On the other side of this largely rhetorical political struggle over guns, government officials called for more restrictive gun-buying laws. Their gestures were also hollow, rendered meaningless by a steady stream of campaign contributions from gun lobbyists who have survived the embarrassment of earlier massacres and assassinations and who know they will survive this one as well.
Then there is the plaintive "if only" cry: If only parents, teachers, counselors or fellow students had listened to the two lonely teenagers when they praised Hitler. If only someone had noticed something deeper was wrong when two seemingly stable kids were arrested for stealing and put on probation. These teenagers were on a march toward death, and no one noticed.

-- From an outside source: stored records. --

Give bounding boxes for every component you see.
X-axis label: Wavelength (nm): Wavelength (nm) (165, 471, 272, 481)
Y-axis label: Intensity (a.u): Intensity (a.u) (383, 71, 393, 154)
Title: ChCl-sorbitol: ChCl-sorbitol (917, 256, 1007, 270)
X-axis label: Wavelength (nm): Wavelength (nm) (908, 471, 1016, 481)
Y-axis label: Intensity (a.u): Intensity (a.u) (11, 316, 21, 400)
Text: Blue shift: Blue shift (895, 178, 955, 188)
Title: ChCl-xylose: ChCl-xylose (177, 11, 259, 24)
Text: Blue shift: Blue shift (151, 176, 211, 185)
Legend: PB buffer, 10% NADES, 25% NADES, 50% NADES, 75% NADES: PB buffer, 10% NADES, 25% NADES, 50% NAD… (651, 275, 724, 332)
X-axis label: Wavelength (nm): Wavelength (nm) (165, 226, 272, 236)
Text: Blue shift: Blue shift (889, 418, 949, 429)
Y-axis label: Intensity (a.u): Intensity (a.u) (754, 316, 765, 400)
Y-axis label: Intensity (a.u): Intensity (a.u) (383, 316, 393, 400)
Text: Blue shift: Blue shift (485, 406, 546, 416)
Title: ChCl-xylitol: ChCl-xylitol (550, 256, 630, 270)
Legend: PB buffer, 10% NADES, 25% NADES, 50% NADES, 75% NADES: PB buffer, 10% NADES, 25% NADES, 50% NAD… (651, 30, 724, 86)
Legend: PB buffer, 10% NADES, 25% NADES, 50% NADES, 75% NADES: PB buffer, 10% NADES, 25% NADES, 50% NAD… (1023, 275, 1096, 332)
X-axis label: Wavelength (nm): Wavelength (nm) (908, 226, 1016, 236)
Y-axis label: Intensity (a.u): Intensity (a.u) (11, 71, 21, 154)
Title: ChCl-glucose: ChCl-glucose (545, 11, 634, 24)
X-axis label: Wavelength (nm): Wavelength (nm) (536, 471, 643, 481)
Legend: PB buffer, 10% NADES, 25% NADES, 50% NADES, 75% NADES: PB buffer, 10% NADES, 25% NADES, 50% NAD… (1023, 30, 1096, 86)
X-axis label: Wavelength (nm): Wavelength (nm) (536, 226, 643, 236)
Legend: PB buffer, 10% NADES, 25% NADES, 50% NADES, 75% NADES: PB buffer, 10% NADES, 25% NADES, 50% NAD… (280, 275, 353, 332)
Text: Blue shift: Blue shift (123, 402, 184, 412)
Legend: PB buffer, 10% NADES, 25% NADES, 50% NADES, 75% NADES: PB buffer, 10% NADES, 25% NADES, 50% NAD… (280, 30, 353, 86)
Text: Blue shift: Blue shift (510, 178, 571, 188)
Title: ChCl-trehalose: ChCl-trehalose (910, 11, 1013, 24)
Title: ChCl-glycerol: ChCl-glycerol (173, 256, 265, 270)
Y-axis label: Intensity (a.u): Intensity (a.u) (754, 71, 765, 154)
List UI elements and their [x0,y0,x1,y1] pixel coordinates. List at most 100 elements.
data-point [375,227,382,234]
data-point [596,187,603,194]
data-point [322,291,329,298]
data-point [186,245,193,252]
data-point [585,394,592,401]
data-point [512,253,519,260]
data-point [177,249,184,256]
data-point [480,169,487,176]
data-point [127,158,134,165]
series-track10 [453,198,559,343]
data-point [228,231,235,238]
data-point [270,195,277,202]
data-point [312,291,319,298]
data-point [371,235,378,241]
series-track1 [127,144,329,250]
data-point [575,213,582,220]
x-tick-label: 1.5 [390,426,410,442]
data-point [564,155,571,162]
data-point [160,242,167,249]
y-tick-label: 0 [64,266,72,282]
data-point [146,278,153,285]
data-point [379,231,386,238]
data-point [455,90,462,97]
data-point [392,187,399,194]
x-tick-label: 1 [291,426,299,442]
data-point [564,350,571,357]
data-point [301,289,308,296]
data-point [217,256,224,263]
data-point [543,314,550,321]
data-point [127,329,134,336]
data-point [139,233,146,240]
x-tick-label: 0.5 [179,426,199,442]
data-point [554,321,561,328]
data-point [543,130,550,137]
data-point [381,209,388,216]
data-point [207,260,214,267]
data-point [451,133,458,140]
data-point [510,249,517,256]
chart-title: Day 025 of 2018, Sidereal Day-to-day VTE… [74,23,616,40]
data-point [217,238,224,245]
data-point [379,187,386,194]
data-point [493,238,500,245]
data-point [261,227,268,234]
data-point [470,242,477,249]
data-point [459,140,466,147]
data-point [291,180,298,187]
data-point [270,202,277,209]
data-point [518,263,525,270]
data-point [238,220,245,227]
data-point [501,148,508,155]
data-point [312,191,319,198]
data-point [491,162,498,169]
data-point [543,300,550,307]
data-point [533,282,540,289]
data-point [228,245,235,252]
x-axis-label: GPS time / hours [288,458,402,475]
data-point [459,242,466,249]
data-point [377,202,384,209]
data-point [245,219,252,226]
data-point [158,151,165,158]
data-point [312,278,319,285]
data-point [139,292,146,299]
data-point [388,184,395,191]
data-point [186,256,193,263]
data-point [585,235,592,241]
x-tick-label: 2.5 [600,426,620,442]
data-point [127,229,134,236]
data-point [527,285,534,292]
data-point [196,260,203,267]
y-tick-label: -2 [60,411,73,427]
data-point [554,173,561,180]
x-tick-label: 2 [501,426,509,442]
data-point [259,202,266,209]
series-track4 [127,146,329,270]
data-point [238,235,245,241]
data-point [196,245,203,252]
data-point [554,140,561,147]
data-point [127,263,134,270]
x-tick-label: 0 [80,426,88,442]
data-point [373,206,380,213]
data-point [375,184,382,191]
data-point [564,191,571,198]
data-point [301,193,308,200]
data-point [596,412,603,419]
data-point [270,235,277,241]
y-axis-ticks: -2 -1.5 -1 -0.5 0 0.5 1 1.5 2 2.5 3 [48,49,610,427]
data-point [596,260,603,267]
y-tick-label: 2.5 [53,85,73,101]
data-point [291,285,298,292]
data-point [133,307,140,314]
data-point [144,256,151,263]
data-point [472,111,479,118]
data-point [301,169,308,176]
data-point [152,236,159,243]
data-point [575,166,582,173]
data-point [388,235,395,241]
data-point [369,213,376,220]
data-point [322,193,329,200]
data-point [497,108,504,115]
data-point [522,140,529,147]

Was it parental neglect? From all reports, the two sets of parents gave their sons at least the average attention that well-intentioned suburban families offer their children. Could the Internet and computers have been the technological diversions that pushed the boys over the edge? Authorities have reported that Eric and Dylan engaged in heated video contests, and their favorite game was "Doom," in which a gunman wanders through hallways in search of enemies. Should video games bear some of the blame?
Matrix, a popular film at the time of the killings, features Keanu Reeves as the hero wearing a long black coat, Goth-style, who defeats his enemies in a final shootout. To prepare for this encounter, Reeves is transported, in a virtual-reality sequence, to a space where a huge collection of guns zooms around him, lined up and ready to be chosen for a feast of destruction. The Columbine killing duo was already well into Goth clothing before Matrix appeared, but many other films have glorified violent solutions to any and all problems. Could such movies have encouraged Eric and Dylan's destructive behavior?
What about the impact of the media's saturation coverage of earlier mass killings? From the moment the story first broke, media continually reported the details of the shootings, providing instant fame for the perpetrators--celebrity status that a disturbed child might fix upon in preparing to attack his perceived enemies. Earlier school killings were given similar treatment. Could Eric and Dylan have coveted the attention that media paid to these earlier mass killings and envisioned that they would finally achieve the recognition their fellow students had previously denied them? When does legitimate reportage slide into exploitation and provocation?
All these questions point us to disturbing parts of our culture and to reasons to be more diligent in protecting children. Still, none of these causes, taken alone or in combination, answers the question of why the shootings happened.
If we can't answer the question of why, we can answer the question of how to respond to "tribulation, or distress, or persecution, or famine, or nakedness, or peril, or sword," to use Paul's description. Confronted with the presence of evil, we are called to respond in the certainty that "neither death nor life, nor angels nor principalities nor powers nor things present nor things to come, nor height nor depth, nor any other created thing, shall be able to separate us from the love of God which is in Christ Jesus our Lord."